Gandhi and Martin Luther King Jr.’s protest strategies are still being used decades later, especially during the year of 2020. Last year, a movement called Black Lives Matter (BLM) became widely recognized throughout America. The BLM movement protests against incidents of police brutality and racially motivated violence. On May 25, 2020, an African American man, George Floyd, was killed by a police officer who used unnecessary brutality against him. People all across America, including myself, were outraged by this incident. The video capture of the brutality is extremely hard to watch, and it went viral on the internet. This incident was the impetus for BLM to gain followers and supporters who agree a change in our society is necessary. BLM uses the same idea of “satyagraha” by organizing non-violent events and protests. There have been rallies, speaking events, artwork showings, and ads on social media that all peacefully protest for equality for African Americans. These movements have begun to have an effect on changes in laws throughout the country. Lawmakers in 16 states have already introduced bills to improve police oversight and accountability.

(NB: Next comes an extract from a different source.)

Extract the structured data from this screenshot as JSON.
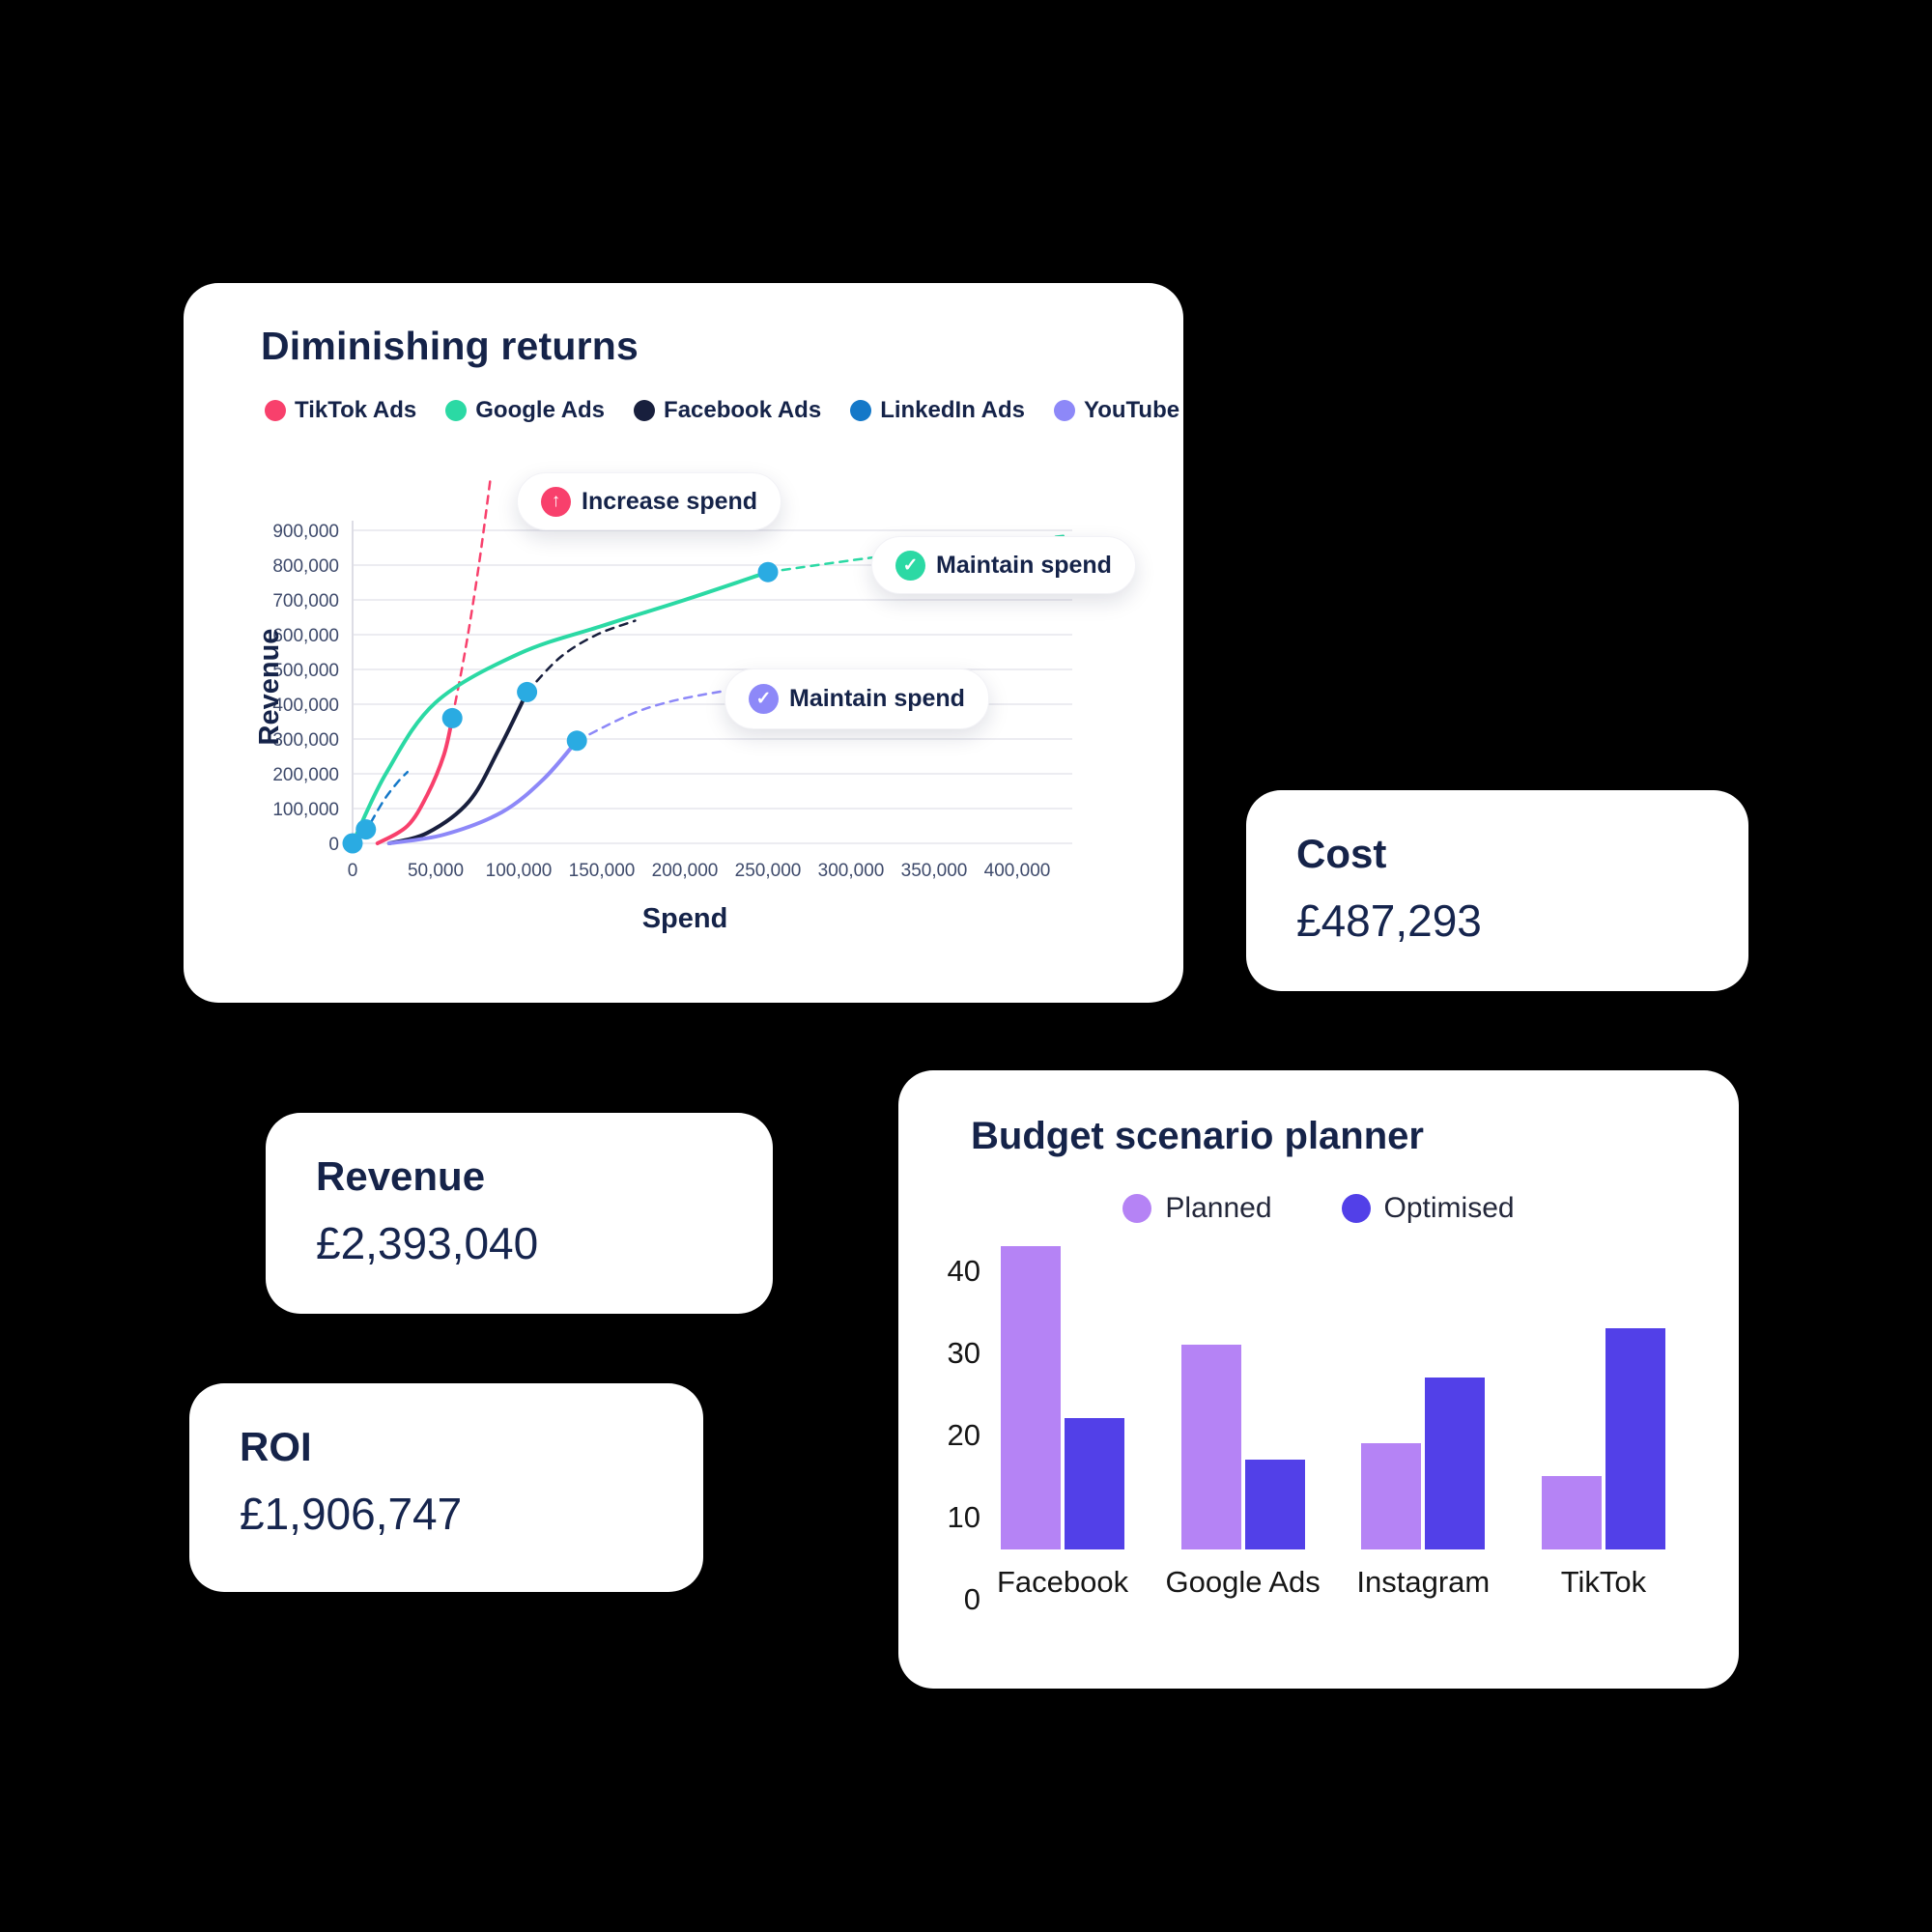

The use of nonviolent movements and protests to initiate change has had a very positive effect on the world around me. My ancestors, parents, friends, and I have all benefited from it because it allows us to be treated equally, and we are not judged by the color of our skin. My career goal is to study law, like Gandhi, and use my time and talent to fight for the rights of those who are treated unfairly in society. I hope to one day apply their teachings to make a difference like they did, and I want to “shake the world” in my own “gentle” way.
(Top photo: The Kings lay a wreath on Gandhi’s Samadhi, the site of his cremation, at Rajghat in New Delhi during his visit to India during Feb 10, 1959 — Mar 18, 1959.)
Sarina Harjani is an 8th grader from Attea Middle School in Glenview, Illinois. In her free time, she enjoys playing tennis, reading books, and hanging out with her friends and family. Sarina’s essay was declared the first runner-up in the middle school category at an arts and essay contest organized by Hindus for Human Rights and the Indian American Muslim Council.